Just to reinforce the notion, Koichi Hamada, an economic adviser to Prime Minister Shinzo Abe, said that a level of 98.00-100.00 for USDJPY would be good for the economy. However, after failing to mount a run at 100.00, USDJPY remained unmoved by Mr. Hamada's dovish rhetoric.
The minutes from the March Bank of Japan (BoJ) monetary policy meeting were also released overnight, and while a few members of the central bank expressed reservations about cutting overnight lending rates, these discussions were held under former BoJ Governor Shirakawa's watch, and not that of current BoJ Governor Haruhiko Kuroda.
British Pound (GBP) Mounts a Reluctant Rally
It was a mixed day for the British pound, which strengthened against the US dollar but weakened against the Euro and Japanese yen. UK economic reports were a mixed bag, with industrial and manufacturing production increasing, but the trade deficit widening at the same time.
For sterling, the overall news was good enough to prevent a deeper correction in the GBPUSD, but it still points to a subdued outlook for the UK economy. The 1% increase in industrial production and 0.8% rise in manufacturing production failed to completely offset the larger decline experienced the month prior. The trade deficit also rose to its highest level in four months, increasing from GBP -8.168 billion to GBP -9.416 billion, and the details of the report showed a 2.1% decline in exports and 2.2% increase in imports.
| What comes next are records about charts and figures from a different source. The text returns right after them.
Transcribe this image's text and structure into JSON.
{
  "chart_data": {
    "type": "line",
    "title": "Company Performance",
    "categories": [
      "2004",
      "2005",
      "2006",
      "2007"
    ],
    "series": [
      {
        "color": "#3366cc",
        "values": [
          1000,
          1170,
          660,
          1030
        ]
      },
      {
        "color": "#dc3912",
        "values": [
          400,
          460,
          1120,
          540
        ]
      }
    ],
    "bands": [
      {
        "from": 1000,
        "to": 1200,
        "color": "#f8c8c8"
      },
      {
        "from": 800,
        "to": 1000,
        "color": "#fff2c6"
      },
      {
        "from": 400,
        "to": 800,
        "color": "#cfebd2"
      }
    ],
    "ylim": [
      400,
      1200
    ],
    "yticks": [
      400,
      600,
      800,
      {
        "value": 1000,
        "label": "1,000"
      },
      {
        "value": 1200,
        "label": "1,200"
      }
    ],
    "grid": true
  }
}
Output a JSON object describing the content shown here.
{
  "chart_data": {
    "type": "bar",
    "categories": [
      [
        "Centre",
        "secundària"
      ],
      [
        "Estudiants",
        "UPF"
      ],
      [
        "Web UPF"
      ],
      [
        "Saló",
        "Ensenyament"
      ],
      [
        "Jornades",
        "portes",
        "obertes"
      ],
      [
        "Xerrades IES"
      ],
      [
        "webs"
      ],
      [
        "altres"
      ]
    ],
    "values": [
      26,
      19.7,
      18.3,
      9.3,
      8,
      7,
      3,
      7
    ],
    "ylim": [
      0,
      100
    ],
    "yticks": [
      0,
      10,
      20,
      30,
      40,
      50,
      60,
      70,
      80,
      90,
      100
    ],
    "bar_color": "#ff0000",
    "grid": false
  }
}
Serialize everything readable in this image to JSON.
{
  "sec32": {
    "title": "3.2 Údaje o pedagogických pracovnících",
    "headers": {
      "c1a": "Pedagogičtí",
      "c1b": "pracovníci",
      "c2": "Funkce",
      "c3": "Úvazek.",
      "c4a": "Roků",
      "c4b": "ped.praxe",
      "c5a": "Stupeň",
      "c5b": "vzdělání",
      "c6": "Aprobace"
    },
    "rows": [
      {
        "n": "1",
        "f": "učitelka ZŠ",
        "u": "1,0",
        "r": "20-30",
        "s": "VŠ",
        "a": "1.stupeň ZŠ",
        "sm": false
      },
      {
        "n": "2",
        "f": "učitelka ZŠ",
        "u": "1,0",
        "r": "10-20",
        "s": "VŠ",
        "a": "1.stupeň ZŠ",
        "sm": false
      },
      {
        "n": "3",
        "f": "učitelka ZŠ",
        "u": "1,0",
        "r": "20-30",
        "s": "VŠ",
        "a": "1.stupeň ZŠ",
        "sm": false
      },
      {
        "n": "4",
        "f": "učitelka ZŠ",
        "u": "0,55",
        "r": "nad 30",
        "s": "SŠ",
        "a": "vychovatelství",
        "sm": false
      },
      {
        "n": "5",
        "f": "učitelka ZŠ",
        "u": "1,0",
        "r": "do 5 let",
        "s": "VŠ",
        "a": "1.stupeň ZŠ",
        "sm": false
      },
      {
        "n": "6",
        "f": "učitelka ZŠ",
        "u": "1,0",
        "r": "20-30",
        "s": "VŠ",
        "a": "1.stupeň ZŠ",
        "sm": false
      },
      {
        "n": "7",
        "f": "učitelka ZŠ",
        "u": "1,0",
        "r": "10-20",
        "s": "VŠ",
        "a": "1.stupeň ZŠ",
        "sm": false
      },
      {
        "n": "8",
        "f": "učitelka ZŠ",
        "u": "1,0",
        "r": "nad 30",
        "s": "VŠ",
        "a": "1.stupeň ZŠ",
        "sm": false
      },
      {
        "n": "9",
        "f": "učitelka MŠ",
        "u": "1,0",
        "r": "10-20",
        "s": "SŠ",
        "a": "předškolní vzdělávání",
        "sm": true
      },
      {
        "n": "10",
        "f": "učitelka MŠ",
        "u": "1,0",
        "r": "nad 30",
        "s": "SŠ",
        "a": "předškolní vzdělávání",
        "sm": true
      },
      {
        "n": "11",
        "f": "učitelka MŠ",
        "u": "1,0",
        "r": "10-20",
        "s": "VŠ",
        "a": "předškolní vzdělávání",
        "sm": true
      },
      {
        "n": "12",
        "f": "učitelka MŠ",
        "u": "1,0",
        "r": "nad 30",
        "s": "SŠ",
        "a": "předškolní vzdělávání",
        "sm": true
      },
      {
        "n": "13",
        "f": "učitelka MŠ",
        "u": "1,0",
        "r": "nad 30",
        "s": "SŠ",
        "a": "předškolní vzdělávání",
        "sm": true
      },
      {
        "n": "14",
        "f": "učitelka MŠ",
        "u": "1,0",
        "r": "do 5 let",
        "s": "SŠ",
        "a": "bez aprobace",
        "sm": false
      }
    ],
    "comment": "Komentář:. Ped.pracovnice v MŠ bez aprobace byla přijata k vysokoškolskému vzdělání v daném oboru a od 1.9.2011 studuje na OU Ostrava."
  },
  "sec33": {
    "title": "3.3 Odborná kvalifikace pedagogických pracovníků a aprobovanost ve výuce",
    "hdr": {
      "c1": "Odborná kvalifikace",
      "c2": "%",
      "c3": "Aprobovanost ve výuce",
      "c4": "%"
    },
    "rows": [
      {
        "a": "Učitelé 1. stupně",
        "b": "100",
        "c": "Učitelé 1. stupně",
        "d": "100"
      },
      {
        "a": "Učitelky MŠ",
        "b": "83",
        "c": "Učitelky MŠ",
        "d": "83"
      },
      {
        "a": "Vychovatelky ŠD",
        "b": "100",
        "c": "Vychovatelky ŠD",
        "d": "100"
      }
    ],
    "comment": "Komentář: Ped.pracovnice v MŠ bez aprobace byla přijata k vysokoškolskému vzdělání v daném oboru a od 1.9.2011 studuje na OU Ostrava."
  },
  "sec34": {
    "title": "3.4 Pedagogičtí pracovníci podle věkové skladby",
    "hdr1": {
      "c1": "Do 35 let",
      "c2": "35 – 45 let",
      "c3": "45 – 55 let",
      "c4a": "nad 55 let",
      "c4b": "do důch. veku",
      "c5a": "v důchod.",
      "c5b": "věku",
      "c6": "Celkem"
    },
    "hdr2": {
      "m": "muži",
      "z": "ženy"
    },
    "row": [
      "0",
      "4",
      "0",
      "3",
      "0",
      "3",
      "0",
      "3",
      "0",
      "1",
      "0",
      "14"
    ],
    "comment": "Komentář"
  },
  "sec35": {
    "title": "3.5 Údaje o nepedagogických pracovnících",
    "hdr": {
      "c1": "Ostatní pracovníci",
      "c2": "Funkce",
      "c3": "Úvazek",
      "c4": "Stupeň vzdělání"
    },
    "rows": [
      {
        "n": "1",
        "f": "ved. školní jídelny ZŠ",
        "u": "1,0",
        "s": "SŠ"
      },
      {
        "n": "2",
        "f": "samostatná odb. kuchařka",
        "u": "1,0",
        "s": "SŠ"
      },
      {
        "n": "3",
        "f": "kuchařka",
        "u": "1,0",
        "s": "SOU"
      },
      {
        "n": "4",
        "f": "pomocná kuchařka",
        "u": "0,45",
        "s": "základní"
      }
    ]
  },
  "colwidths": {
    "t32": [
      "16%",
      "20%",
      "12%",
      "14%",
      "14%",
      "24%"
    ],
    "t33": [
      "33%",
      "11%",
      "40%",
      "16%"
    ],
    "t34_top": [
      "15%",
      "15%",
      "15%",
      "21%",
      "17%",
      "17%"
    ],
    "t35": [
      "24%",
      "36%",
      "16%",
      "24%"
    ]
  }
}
Weaker external demand is bad news for the UK, but next month's report should be better because the decline in sterling during the months of February and March will actually help boost trade activity.
According to the National Institute of Economic and Social Research, GDP increased 0.1% in the month of March, the same pace of growth experienced the previous month. While this is a much-needed improvement, it has yet to offset the 0.3% decline in January. No major UK economic reports are schedule for release on Wednesday.